If you feel you may need hospitalization due to a illness that may be associated with HIV ( like Pneumonia )and you have insurance, the claim will be assessed on what the Hostpital informs the insurance company. It may (which I would request) not mention HIV, yet what is really the issue and a claim may be processed. If your hospitalization is a result from a accident then you just need to be very well,informed of what you will and won't be covered. Motor bike accidents mostly are not covered (with or with out a helmet or who's fault)

If you need and want insurance and you have done the pros and cons and have read and re read and requested special conditions on your policy for your travel, then I would obtain from your country of origin not Thailand.

VISA:

You will need to investigate Visa and length of stay in Thailand. No longer can you come and go as a western person doing a border run, and obtain a 3 month tourist visa again and again. The new Army government has imposed harsh laws now for Foreigners wishing to stay extended time within The Kingdom. From now on the most time is really 3 months ( if your lucky ) depending on your entry point you may only be given a 30 day tourist visa. Extensions are difficult now. You may need to look at 3 months in Thailand and a month in Loas and then obtain a new travel visa in Loas for a further 3 months in Thailand. Best to speak to your local Thai Embassy and of Consulate to obtain the best visa In Reflection of your age and visit requirements. (Age over 50 can obtain a retirement visa for a year if your prove financials)

Immigration officials have announced that from August 12 foreigners will be banned from taking so-called visa runs to obtain short-stay, back-to-back visas that have allowed them to repeatedly extend their stay through border stamps. The visa runs have spawned businesses that facilitate cross-border trips by foreigners, some of whom are known to have been using the loophole for more than 10 years.

Read more: http://www.smh.com.au/world/australians-in-thailand-face-visa-crackdown-junta-warns-20140801-zzdvp.html#ixzz39CVC3MM8

If you obtain the correct visa, and do the correct thing. Like most countries, every thing will be fine.

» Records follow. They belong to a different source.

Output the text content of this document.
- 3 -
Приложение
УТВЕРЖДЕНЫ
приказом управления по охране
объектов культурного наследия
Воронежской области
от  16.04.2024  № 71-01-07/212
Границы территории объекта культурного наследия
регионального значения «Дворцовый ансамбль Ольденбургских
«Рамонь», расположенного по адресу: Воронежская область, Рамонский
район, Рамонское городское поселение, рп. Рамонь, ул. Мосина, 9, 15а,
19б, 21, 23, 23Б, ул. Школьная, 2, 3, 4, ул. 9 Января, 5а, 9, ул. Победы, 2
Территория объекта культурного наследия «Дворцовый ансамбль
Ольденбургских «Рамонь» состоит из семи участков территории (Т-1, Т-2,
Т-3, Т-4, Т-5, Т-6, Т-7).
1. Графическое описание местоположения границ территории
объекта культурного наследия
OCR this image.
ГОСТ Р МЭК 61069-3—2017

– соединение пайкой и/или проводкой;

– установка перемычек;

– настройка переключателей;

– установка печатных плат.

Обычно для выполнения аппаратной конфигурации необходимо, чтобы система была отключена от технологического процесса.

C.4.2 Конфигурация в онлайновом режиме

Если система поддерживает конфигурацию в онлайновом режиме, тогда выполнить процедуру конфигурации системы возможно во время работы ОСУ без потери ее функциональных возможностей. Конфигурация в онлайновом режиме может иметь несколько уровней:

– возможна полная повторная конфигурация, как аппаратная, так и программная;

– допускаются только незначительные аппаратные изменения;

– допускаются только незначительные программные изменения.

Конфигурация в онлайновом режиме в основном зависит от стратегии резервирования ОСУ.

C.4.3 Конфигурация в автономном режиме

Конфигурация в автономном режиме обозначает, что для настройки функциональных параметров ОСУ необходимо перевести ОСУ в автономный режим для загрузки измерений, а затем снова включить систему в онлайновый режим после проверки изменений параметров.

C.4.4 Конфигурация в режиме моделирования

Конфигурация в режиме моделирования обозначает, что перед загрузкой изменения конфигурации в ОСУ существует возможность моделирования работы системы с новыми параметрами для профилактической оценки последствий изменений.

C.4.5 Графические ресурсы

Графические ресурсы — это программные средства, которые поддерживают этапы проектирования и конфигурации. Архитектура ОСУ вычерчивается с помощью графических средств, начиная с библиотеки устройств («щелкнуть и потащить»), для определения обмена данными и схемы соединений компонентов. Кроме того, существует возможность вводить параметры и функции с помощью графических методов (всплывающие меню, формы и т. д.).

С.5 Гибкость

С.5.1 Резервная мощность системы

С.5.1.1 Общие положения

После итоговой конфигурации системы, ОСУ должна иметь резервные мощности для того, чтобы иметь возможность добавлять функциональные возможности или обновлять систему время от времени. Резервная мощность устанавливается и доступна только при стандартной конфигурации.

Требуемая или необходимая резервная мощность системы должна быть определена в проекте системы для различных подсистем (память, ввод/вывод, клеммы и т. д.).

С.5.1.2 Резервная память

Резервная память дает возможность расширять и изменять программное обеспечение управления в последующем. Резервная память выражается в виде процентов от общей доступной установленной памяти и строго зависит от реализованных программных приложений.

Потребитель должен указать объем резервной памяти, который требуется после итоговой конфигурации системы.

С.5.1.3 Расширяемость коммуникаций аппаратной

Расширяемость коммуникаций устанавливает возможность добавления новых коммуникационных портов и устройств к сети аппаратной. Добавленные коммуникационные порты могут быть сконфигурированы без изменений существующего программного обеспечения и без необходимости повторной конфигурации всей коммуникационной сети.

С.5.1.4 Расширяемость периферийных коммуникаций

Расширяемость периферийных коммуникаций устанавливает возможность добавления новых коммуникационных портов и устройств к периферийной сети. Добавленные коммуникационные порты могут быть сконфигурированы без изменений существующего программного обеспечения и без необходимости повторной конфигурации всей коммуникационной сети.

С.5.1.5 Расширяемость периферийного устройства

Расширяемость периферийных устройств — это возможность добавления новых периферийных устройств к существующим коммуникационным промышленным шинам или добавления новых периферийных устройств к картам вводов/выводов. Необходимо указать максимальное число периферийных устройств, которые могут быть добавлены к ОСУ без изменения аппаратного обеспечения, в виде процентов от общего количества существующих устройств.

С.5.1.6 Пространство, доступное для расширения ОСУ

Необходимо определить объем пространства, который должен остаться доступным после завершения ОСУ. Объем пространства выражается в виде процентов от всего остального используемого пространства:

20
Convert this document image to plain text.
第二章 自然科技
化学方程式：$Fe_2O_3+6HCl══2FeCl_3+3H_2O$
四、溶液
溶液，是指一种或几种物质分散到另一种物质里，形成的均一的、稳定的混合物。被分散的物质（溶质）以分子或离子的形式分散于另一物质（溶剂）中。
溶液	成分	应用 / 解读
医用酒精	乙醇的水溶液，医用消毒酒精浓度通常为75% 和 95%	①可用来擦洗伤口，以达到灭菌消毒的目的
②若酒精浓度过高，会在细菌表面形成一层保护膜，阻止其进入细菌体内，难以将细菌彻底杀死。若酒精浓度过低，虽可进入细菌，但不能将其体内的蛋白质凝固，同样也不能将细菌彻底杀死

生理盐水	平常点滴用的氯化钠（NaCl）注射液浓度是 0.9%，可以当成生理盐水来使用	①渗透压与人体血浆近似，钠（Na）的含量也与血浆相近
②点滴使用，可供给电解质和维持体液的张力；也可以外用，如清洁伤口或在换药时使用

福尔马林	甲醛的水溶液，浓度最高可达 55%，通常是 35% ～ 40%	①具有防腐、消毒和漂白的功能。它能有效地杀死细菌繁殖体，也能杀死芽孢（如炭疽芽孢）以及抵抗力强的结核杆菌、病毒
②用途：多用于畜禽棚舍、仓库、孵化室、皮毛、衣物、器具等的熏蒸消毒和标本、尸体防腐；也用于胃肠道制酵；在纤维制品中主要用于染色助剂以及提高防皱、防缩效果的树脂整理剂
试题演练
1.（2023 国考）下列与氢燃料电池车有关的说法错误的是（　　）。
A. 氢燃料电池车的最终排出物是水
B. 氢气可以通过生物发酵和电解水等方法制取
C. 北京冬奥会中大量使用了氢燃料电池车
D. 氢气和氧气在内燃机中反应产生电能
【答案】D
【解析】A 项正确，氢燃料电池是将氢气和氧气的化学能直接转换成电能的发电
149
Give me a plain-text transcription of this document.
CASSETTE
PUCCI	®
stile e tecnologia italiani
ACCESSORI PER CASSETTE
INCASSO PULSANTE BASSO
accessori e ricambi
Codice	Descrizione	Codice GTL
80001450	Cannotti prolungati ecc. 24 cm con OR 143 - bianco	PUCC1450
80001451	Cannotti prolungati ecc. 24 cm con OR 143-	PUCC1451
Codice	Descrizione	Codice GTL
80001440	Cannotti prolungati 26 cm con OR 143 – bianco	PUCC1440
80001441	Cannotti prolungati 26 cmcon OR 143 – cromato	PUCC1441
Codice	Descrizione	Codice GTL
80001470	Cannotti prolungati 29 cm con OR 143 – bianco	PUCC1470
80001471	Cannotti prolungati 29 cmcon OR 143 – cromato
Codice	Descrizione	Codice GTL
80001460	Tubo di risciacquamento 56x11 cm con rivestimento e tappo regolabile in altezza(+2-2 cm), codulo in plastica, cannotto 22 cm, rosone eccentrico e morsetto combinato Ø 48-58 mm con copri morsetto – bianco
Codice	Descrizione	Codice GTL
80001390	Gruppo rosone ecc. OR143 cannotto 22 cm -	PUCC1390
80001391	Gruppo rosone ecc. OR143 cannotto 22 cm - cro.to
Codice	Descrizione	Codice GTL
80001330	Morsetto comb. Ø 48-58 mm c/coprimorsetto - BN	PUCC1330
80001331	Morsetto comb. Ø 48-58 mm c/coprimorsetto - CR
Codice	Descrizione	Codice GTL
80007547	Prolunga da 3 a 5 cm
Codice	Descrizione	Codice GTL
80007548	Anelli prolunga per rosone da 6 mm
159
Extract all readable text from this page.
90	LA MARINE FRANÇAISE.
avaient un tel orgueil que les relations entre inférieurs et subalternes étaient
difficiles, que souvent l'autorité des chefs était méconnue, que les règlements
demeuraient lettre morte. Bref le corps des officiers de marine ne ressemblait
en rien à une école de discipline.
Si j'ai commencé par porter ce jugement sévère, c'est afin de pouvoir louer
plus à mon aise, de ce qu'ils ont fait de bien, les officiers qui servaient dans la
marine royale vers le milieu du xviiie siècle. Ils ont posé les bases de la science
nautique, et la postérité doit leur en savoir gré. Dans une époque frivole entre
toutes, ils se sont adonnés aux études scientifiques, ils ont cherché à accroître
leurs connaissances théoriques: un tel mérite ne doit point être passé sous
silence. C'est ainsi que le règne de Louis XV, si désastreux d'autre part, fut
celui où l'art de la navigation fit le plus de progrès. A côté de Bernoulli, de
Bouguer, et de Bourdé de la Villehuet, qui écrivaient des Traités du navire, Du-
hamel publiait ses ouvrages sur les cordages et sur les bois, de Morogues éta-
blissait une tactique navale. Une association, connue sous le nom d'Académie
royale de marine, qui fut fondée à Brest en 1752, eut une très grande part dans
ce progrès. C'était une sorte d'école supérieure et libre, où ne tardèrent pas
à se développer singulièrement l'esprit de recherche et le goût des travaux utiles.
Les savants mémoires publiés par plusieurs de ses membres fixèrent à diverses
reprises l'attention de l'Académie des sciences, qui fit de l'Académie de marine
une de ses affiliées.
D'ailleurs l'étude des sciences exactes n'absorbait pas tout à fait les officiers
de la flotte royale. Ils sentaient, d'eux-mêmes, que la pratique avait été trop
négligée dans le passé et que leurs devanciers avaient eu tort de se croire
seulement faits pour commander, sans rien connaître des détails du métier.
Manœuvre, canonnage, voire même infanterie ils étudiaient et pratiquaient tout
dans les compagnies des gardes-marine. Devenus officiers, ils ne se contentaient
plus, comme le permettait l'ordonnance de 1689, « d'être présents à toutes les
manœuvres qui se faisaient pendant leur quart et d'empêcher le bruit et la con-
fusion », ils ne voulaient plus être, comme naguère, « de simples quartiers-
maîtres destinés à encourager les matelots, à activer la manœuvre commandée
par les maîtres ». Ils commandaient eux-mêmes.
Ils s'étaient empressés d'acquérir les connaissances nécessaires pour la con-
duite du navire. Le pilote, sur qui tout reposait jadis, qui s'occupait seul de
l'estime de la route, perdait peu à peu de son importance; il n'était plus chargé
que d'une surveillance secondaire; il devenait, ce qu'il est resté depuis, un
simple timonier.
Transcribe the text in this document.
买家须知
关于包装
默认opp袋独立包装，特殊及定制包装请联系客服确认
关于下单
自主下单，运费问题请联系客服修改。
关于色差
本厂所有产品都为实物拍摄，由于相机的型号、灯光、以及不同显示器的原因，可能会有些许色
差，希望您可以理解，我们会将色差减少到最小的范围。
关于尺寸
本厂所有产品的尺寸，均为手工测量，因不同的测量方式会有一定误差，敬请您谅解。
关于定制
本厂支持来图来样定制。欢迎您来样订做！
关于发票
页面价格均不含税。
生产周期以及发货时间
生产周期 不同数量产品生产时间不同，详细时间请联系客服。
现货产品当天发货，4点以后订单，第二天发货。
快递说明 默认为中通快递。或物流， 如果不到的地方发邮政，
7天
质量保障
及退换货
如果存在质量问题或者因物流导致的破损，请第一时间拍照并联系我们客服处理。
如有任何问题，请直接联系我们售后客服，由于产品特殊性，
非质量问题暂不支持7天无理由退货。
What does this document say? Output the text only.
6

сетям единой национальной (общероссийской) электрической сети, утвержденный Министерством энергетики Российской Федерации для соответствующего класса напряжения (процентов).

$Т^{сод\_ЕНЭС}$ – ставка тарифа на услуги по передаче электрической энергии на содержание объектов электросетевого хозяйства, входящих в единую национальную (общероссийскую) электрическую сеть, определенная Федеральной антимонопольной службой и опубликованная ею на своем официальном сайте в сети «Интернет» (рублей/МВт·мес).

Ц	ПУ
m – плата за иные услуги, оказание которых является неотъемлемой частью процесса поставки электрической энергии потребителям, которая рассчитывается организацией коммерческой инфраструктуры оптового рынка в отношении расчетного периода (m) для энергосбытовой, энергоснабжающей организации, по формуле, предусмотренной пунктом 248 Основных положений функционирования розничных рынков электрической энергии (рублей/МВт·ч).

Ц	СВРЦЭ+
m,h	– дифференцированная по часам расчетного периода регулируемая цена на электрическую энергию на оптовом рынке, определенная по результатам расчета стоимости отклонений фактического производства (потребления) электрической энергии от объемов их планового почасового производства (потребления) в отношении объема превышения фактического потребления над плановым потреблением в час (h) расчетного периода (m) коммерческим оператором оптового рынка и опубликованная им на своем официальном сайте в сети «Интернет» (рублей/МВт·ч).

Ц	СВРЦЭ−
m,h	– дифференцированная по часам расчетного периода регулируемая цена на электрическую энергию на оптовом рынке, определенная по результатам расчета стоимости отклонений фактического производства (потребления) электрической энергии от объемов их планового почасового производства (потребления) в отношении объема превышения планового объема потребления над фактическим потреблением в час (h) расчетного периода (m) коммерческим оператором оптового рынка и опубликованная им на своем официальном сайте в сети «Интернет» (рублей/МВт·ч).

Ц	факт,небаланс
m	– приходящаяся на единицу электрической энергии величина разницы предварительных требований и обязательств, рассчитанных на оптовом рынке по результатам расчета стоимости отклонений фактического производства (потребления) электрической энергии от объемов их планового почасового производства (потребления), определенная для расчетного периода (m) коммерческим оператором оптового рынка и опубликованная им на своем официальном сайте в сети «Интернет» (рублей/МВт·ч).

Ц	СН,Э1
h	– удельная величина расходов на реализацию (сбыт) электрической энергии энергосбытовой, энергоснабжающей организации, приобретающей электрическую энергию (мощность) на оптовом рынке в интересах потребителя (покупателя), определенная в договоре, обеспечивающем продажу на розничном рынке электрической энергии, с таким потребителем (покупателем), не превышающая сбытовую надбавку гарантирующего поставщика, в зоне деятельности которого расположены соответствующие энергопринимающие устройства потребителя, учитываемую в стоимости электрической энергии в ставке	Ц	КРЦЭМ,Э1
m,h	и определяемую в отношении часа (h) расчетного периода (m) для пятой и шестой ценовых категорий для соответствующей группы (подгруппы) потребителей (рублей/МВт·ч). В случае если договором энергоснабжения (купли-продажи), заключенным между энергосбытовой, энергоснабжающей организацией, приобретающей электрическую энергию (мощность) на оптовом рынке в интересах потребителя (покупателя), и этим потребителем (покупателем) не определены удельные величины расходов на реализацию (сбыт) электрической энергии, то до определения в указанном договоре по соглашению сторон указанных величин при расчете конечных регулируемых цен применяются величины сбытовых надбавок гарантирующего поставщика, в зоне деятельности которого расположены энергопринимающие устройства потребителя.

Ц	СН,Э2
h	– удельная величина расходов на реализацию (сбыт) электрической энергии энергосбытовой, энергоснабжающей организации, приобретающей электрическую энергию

If you can obtain 6 months ( or more ) of medication from your country before you travel! I would do so. If cannot, it is not a challenge in Thailand. Just patience, Money, Clear Communication, and Correct Hostpital and Doctor. Make sure you bring and provide your previous blood tests prescription copies so forth as will make it easier so much easier for you and the doctor. Other wise you will start again with blood work.

I hope the above is helpful, if any more questions, happy to answer.

Regards

Andrew (Thailand)

Answer

Hello Andrew,

I knew I could count on you to provide the latest information on the care situation in Thailand. I'm sure your detailed information will be of great value to our reader(s).